Multi-thread processing question and ground truth answer pairs.: 100%|██████████| 20/20 [02:58<00:00,  8.91s/pair]


#### Examining results

Results are returned as a list of tuples, each with a [SearchResult](../src/cot_forge/reasoning/types.py#L137) object and a dictionary with the natural language reasoning text.

In [96]:
sample_result, reasoning = results[12]
print(sample_result)

SearchResult(success=True, question=A 20-year-old female patient p..., num_terminal_nodes=1, num_successful_nodes=1, successful_answers=["Given the patient's age, MRI characteristics, and symptom of 6th cranial nerve palsy, the most probable diagnosis is a schwannoma, likely a trigeminal schwannoma affecting the cavernous sinus."])


Our search result was a success!

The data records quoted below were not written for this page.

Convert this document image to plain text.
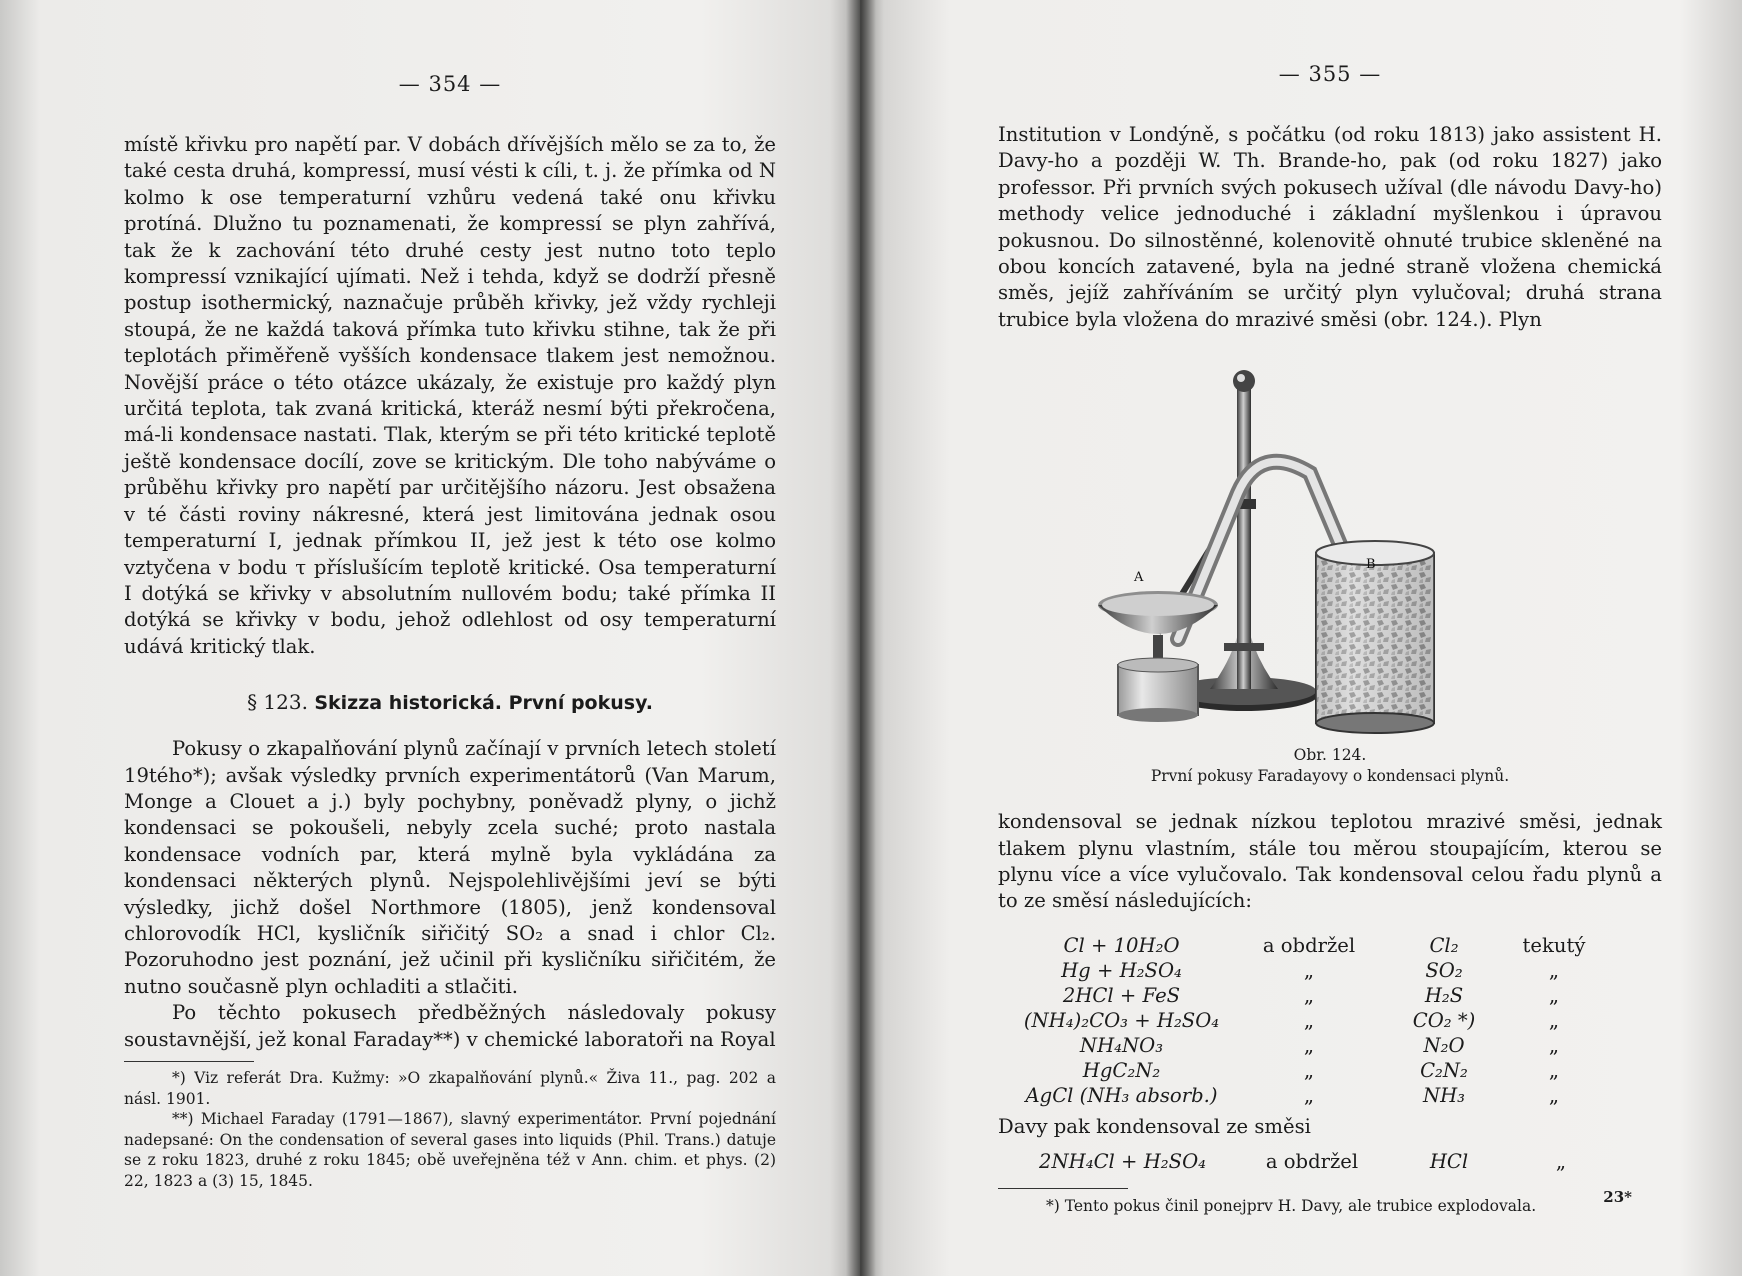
— 354 —

místě křivku pro napětí par. V dobách dřívějších mělo se za to, že také cesta druhá, kompressí, musí vésti k cíli, t. j. že přímka od N kolmo k ose temperaturní vzhůru vedená také onu křivku protíná. Dlužno tu poznamenati, že kompressí se plyn zahřívá, tak že k zachování této druhé cesty jest nutno toto teplo kompressí vznikající ujímati. Než i tehda, když se dodrží přesně postup isothermický, naznačuje průběh křivky, jež vždy rychleji stoupá, že ne každá taková přímka tuto křivku stihne, tak že při teplotách přiměřeně vyšších kondensace tlakem jest nemožnou. Novější práce o této otázce ukázaly, že existuje pro každý plyn určitá teplota, tak zvaná kritická, kteráž nesmí býti překročena, má-li kondensace nastati. Tlak, kterým se při této kritické teplotě ještě kondensace docílí, zove se kritickým. Dle toho nabýváme o průběhu křivky pro napětí par určitějšího názoru. Jest obsažena v té části roviny nákresné, která jest limitována jednak osou temperaturní I, jednak přímkou II, jež jest k této ose kolmo vztyčena v bodu τ příslušícím teplotě kritické. Osa temperaturní I dotýká se křivky v absolutním nullovém bodu; také přímka II dotýká se křivky v bodu, jehož odlehlost od osy temperaturní udává kritický tlak.

§ 123. Skizza historická. První pokusy.

Pokusy o zkapalňování plynů začínají v prvních letech století 19tého*); avšak výsledky prvních experimentátorů (Van Marum, Monge a Clouet a j.) byly pochybny, poněvadž plyny, o jichž kondensaci se pokoušeli, nebyly zcela suché; proto nastala kondensace vodních par, která mylně byla vykládána za kondensaci některých plynů. Nejspolehlivějšími jeví se býti výsledky, jichž došel Northmore (1805), jenž kondensoval chlorovodík HCl, kysličník siřičitý SO₂ a snad i chlor Cl₂. Pozoruhodno jest poznání, jež učinil při kysličníku siřičitém, že nutno současně plyn ochladiti a stlačiti.

Po těchto pokusech předběžných následovaly pokusy soustavnější, jež konal Faraday**) v chemické laboratoři na Royal

*) Viz referát Dra. Kužmy: »O zkapalňování plynů.« Živa 11., pag. 202 a násl. 1901.

**) Michael Faraday (1791—1867), slavný experimentátor. První pojednání nadepsané: On the condensation of several gases into liquids (Phil. Trans.) datuje se z roku 1823, druhé z roku 1845; obě uveřejněna též v Ann. chim. et phys. (2) 22, 1823 a (3) 15, 1845.

— 355 —

Institution v Londýně, s počátku (od roku 1813) jako assistent H. Davy-ho a později W. Th. Brande-ho, pak (od roku 1827) jako professor. Při prvních svých pokusech užíval (dle návodu Davy-ho) methody velice jednoduché i základní myšlenkou i úpravou pokusnou. Do silnostěnné, kolenovitě ohnuté trubice skleněné na obou koncích zatavené, byla na jedné straně vložena chemická směs, jejíž zahříváním se určitý plyn vylučoval; druhá strana trubice byla vložena do mrazivé směsi (obr. 124.). Plyn

A
B
Obr. 124.
První pokusy Faradayovy o kondensaci plynů.

kondensoval se jednak nízkou teplotou mrazivé směsi, jednak tlakem plynu vlastním, stále tou měrou stoupajícím, kterou se plynu více a více vylučovalo. Tak kondensoval celou řadu plynů a to ze směsí následujících:

Cl + 10H₂O	a obdržel	Cl₂	tekutý
Hg + H₂SO₄	„	SO₂	„
2HCl + FeS	„	H₂S	„
(NH₄)₂CO₃ + H₂SO₄	„	CO₂ *)	„
NH₄NO₃	„	N₂O	„
HgC₂N₂	„	C₂N₂	„
AgCl (NH₃ absorb.)	„	NH₃	„

Davy pak kondensoval ze směsi

2NH₄Cl + H₂SO₄	a obdržel	HCl	„
*) Tento pokus činil ponejprv H. Davy, ale trubice explodovala.
23*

Let's dig in further.

In [97]:
# Each SearchResult object contains a list of terminal nodes.
# Because we used a linear search, there is only one chain and therefore one terminal node.
terminal_node = sample_result.terminal_nodes[0]
for i, node in enumerate(terminal_node.get_full_node_chain()):
  print(f"Step {i}: {node}")

Step 0: ReasoningNode(strategy=initialize, success=False, final=False, cot_steps=6)
Step 1: ReasoningNode(strategy=validation, success=True, final=True, cot_steps=6)

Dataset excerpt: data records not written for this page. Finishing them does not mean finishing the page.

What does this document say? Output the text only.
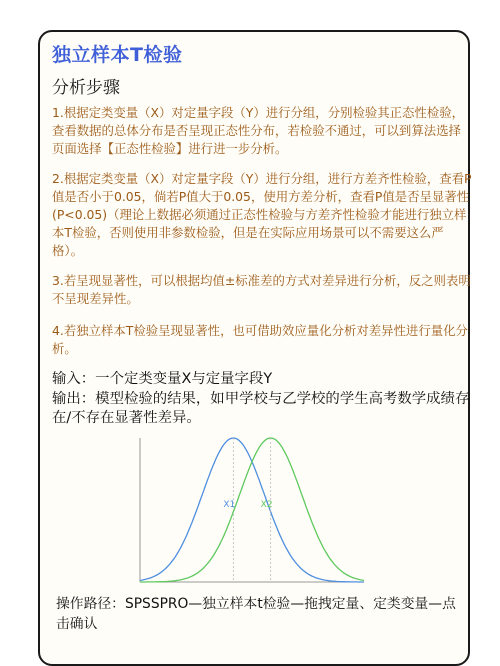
独立样本T检验
分析步骤
1.根据定类变量（X）对定量字段（Y）进行分组，分别检验其正态性检验，查看数据的总体分布是否呈现正态性分布，若检验不通过，可以到算法选择页面选择【正态性检验】进行进一步分析。
2.根据定类变量（X）对定量字段（Y）进行分组，进行方差齐性检验，查看P值是否小于0.05，倘若P值大于0.05，使用方差分析，查看P值是否呈显著性(P<0.05)（理论上数据必须通过正态性检验与方差齐性检验才能进行独立样本T检验，否则使用非参数检验，但是在实际应用场景可以不需要这么严格）。
3.若呈现显著性，可以根据均值±标准差的方式对差异进行分析，反之则表明不呈现差异性。
4.若独立样本T检验呈现显著性，也可借助效应量化分析对差异性进行量化分析。
输入：一个定类变量X与定量字段Y
输出：模型检验的结果，如甲学校与乙学校的学生高考数学成绩存在/不存在显著性差异。
X1	X2
操作路径：SPSSPRO—独立样本t检验—拖拽定量、定类变量—点击确认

### Natural language reasoning
Let's examine the natural language reasoning text from our sample result. Reasoning happens between the <reasoning> tags, followed by the final answer.

In [98]:
print(reasoning['chain_of_thought_responses'][0])

<thinking>Let me think about this case... A young woman with 6th cranial nerve palsy. That's going to affect her lateral rectus muscle, so she's probably experiencing double vision.

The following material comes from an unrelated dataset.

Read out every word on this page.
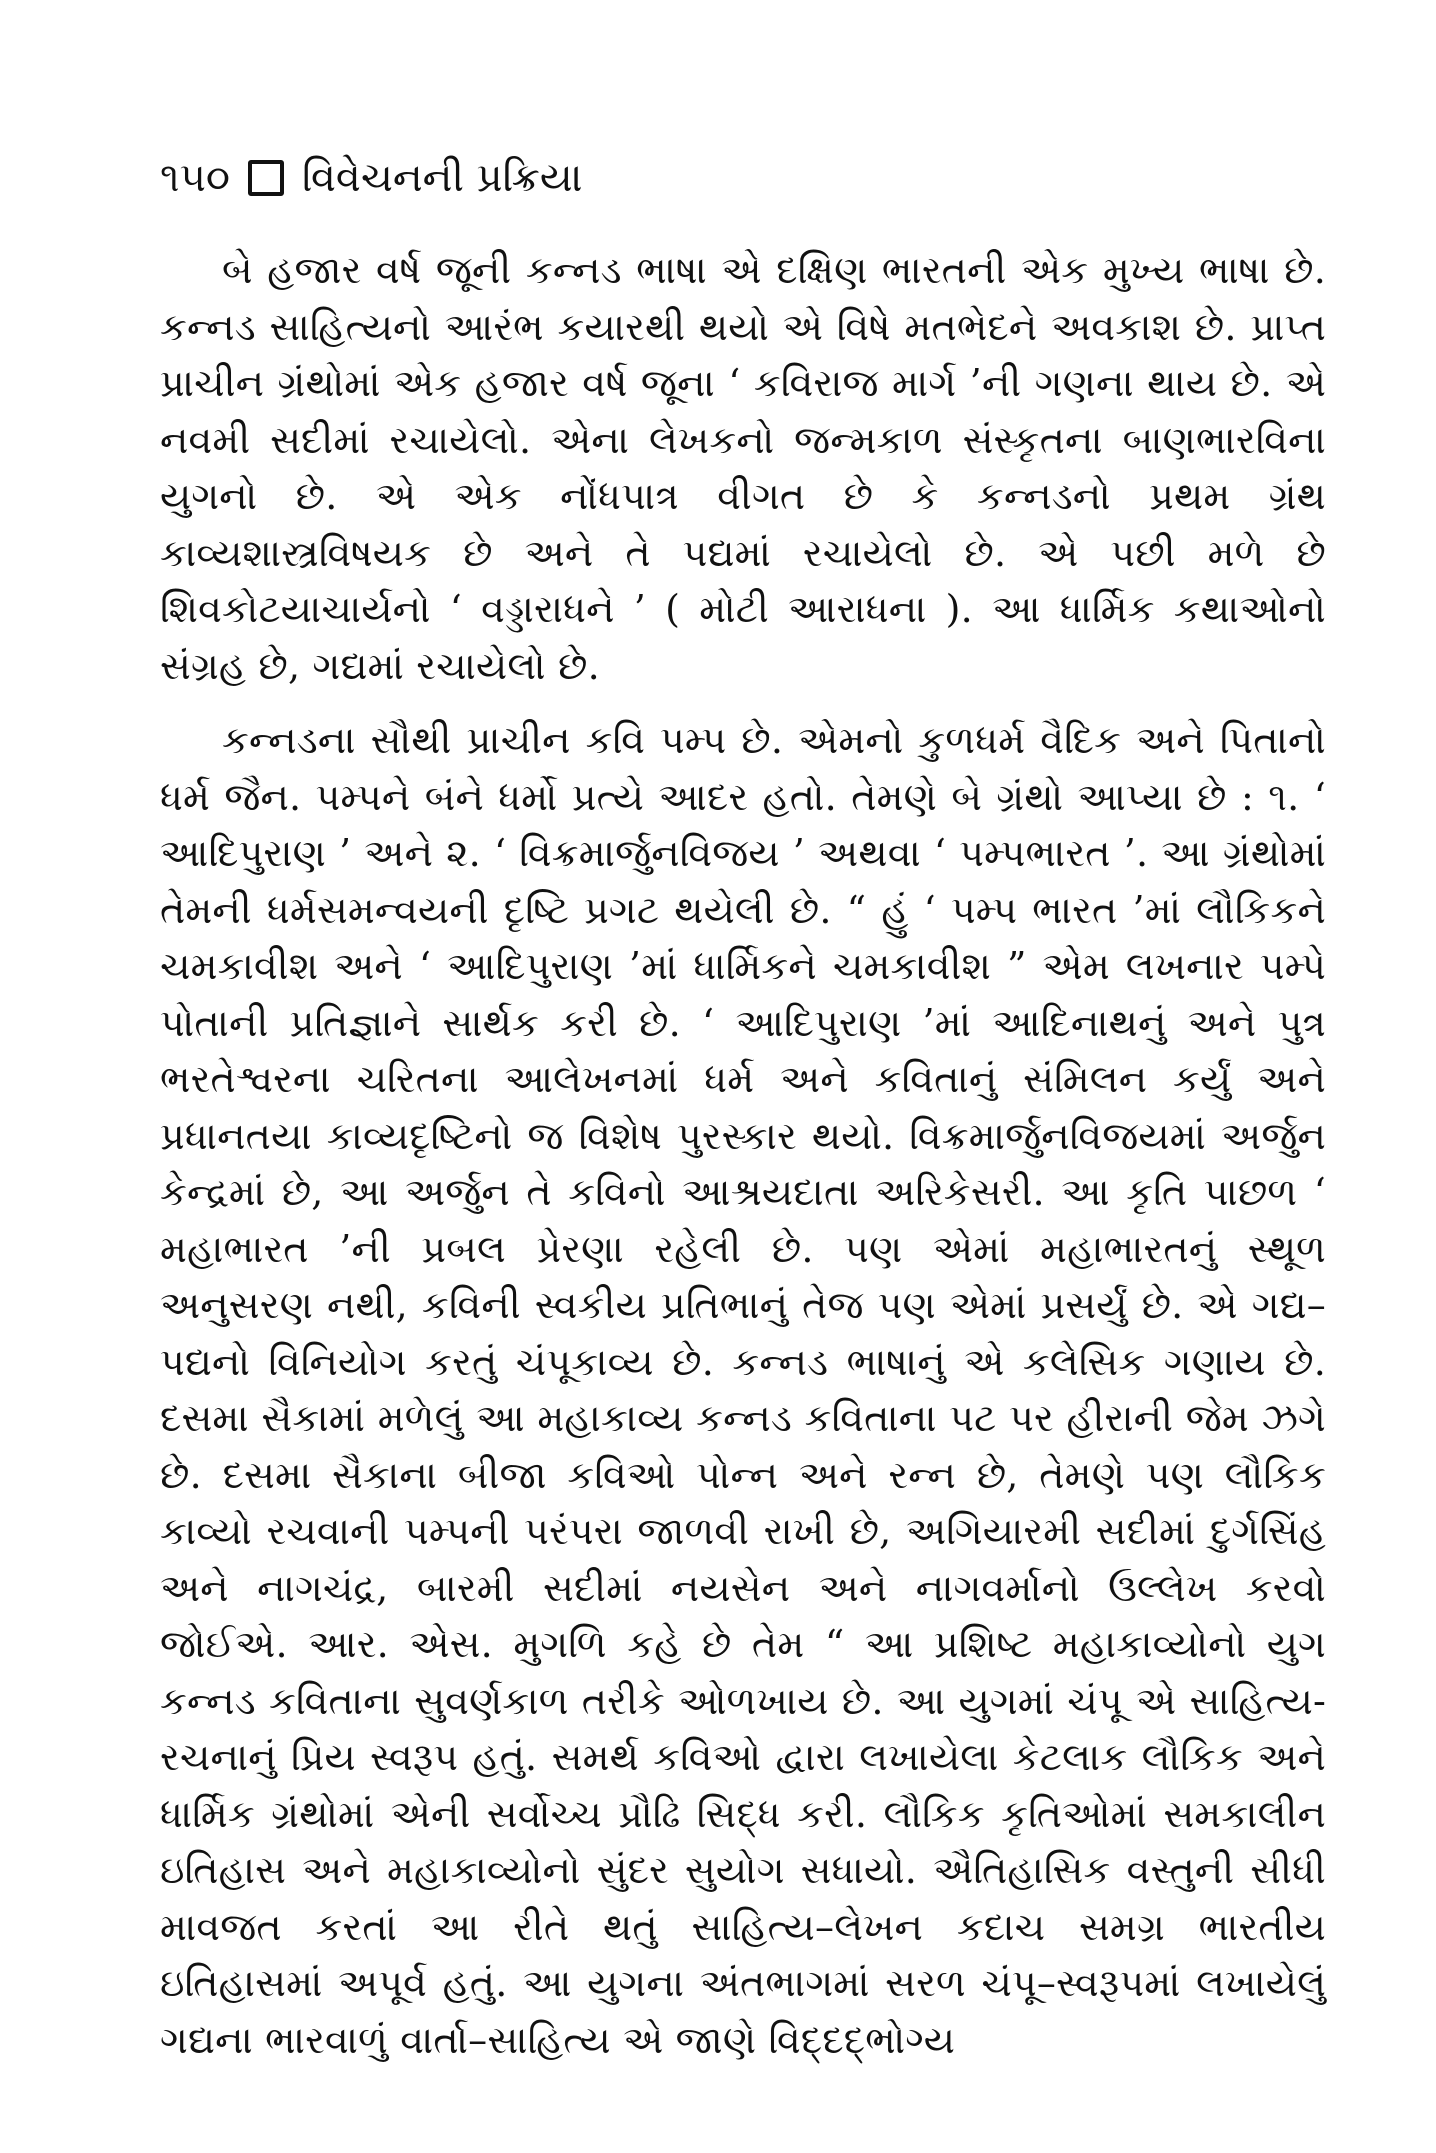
૧૫૦ વિવેચનની પ્રક્રિયા

બે હજાર વર્ષ જૂની કન્નડ ભાષા એ દક્ષિણ ભારતની એક મુખ્ય ભાષા છે. કન્નડ સાહિત્યનો આરંભ કયારથી થયો એ વિષે મતભેદને અવકાશ છે. પ્રાપ્ત પ્રાચીન ગ્રંથોમાં એક હજાર વર્ષ જૂના ‘ કવિરાજ માર્ગ ’ની ગણના થાય છે. એ નવમી સદીમાં રચાયેલો. એના લેખકનો જન્મકાળ સંસ્કૃતના બાણભારવિના યુગનો છે. એ એક નોંધપાત્ર વીગત છે કે કન્નડનો પ્રથમ ગ્રંથ કાવ્યશાસ્ત્રવિષયક છે અને તે પદ્યમાં રચાયેલો છે. એ પછી મળે છે શિવકોટયાચાર્યનો ‘ વડ્ડારાધને ’ ( મોટી આરાધના ). આ ધાર્મિક કથાઓનો સંગ્રહ છે, ગદ્યમાં રચાયેલો છે.

કન્નડના સૌથી પ્રાચીન કવિ પમ્પ છે. એમનો કુળધર્મ વૈદિક અને પિતાનો ધર્મ જૈન. પમ્પને બંને ધર્મો પ્રત્યે આદર હતો. તેમણે બે ગ્રંથો આપ્યા છે : ૧. ‘ આદિપુરાણ ’ અને ૨. ‘ વિક્રમાર્જુનવિજય ’ અથવા ‘ પમ્પભારત ’. આ ગ્રંથોમાં તેમની ધર્મસમન્વયની દૃષ્ટિ પ્રગટ થયેલી છે. “ હું ‘ પમ્પ ભારત ’માં લૌકિકને ચમકાવીશ અને ‘ આદિપુરાણ ’માં ધાર્મિકને ચમકાવીશ ” એમ લખનાર પમ્પે પોતાની પ્રતિજ્ઞાને સાર્થક કરી છે. ‘ આદિપુરાણ ’માં આદિનાથનું અને પુત્ર ભરતેશ્વરના ચરિતના આલેખનમાં ધર્મ અને કવિતાનું સંમિલન કર્યું અને પ્રધાનતયા કાવ્યદૃષ્ટિનો જ વિશેષ પુરસ્કાર થયો. વિક્રમાર્જુનવિજયમાં અર્જુન કેન્દ્રમાં છે, આ અર્જુન તે કવિનો આશ્રયદાતા અરિકેસરી. આ કૃતિ પાછળ ‘ મહાભારત ’ની પ્રબલ પ્રેરણા રહેલી છે. પણ એમાં મહાભારતનું સ્થૂળ અનુસરણ નથી, કવિની સ્વકીય પ્રતિભાનું તેજ પણ એમાં પ્રસર્યું છે. એ ગદ્ય–પદ્યનો વિનિયોગ કરતું ચંપૂકાવ્ય છે. કન્નડ ભાષાનું એ કલેસિક ગણાય છે. દસમા સૈકામાં મળેલું આ મહાકાવ્ય કન્નડ કવિતાના પટ પર હીરાની જેમ ઝગે છે. દસમા સૈકાના બીજા કવિઓ પોન્ન અને રન્ન છે, તેમણે પણ લૌકિક કાવ્યો રચવાની પમ્પની પરંપરા જાળવી રાખી છે, અગિયારમી સદીમાં દુર્ગસિંહ અને નાગચંદ્ર, બારમી સદીમાં નયસેન અને નાગવર્માનો ઉલ્લેખ કરવો જોઈએ. આર. એસ. મુગળિ કહે છે તેમ “ આ પ્રશિષ્ટ મહાકાવ્યોનો યુગ કન્નડ કવિતાના સુવર્ણકાળ તરીકે ઓળખાય છે. આ યુગમાં ચંપૂ એ સાહિત્ય-રચનાનું પ્રિય સ્વરૂપ હતું. સમર્થ કવિઓ દ્વારા લખાયેલા કેટલાક લૌકિક અને ધાર્મિક ગ્રંથોમાં એની સર્વોચ્ચ પ્રૌઢિ સિદ્ધ કરી. લૌકિક કૃતિઓમાં સમકાલીન ઇતિહાસ અને મહાકાવ્યોનો સુંદર સુયોગ સધાયો. ઐતિહાસિક વસ્તુની સીધી માવજત કરતાં આ રીતે થતું સાહિત્ય–લેખન કદાચ સમગ્ર ભારતીય ઇતિહાસમાં અપૂર્વ હતું. આ યુગના અંતભાગમાં સરળ ચંપૂ–સ્વરૂપમાં લખાયેલું ગદ્યના ભારવાળું વાર્તા–સાહિત્ય એ જાણે વિદ્દદ્ભોગ્ય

Okay, looking at the MRI findings - we've got a hyperintense lesion in the cavernous sinus that enhances homogeneously with contrast. Hmm, that's interesting.

What typically causes lesions in that area? Well, the usual suspects would be meningiomas, schwannomas, maybe cavernous sinus thrombosis... The homogeneous enhancement is pretty characteristic of meningiomas, actually.

Wait a minute - let me consider the patient's age. She's only 20 years old. While meningiomas do tend to occur more in females, they're usually seen in older patients. That makes me question my initial thinking.

Let me think about schwannomas for a moment... They also show up as hyperintense on T2 and enhance homogeneously. And trigeminal schwannomas, in particular, love to hang out in the cavernous sinus region.

Oh, and the age ac

#### Results storage

In our CoTBuilder object, we specified `dataset_name="medical-o1-verifiable-problem"` and `base_dir= "./data"`. This means that the results will be saved to a folder called `./data/medical-o1-verifiable-problem` in the current working directory. Additionally, another folder at `./data/medical-o1-verifiable-problem/naive_linear_search` was created to store the results of the naive linear search. If a different search algorithm were used, the folder name would reflect that and results would be stored there instead to avoid overwriting.

Generally, the results will be saved in a folder structure like this:

```bash
base_dir/
└── dataset_name/
    ├── search_algorithm/
    │   ├── config.json
    │   ├── metadata.json
    │   ├── results.jsonl
    │   └── reasoning.jsonl
```

In [99]:
import os

print(os.listdir("./data/medical-o1-verifiable-problem/naive_linear_search"))

['reasoning.jsonl', 'config.json', 'metadata.json', 'results.jsonl']


The files contain the following information:
- `config.json`: The configuration of the CoTBuilder object used to run the search.
- `metadata.json`: Metadata about search progress such as completed items, successful items, last updated time, etc.
- `results.jsonl`: Serialized [SearchResult](../src/cot_forge/reasoning/types.py#L137) objects in jsonl format. They can be deserialized using the SearchResult.deserialize() method.
- `reasoning.jsonl`: Dictionaries with the natural language reasoning text. Each dictionary contains the following keys:
  - `question`: The question that was asked.
  - `ground_truth`: The answer that was given.
  - `chain_of_thought_responses`: A list of strings, representing the processed reasoning text for each stored chain in a processed question.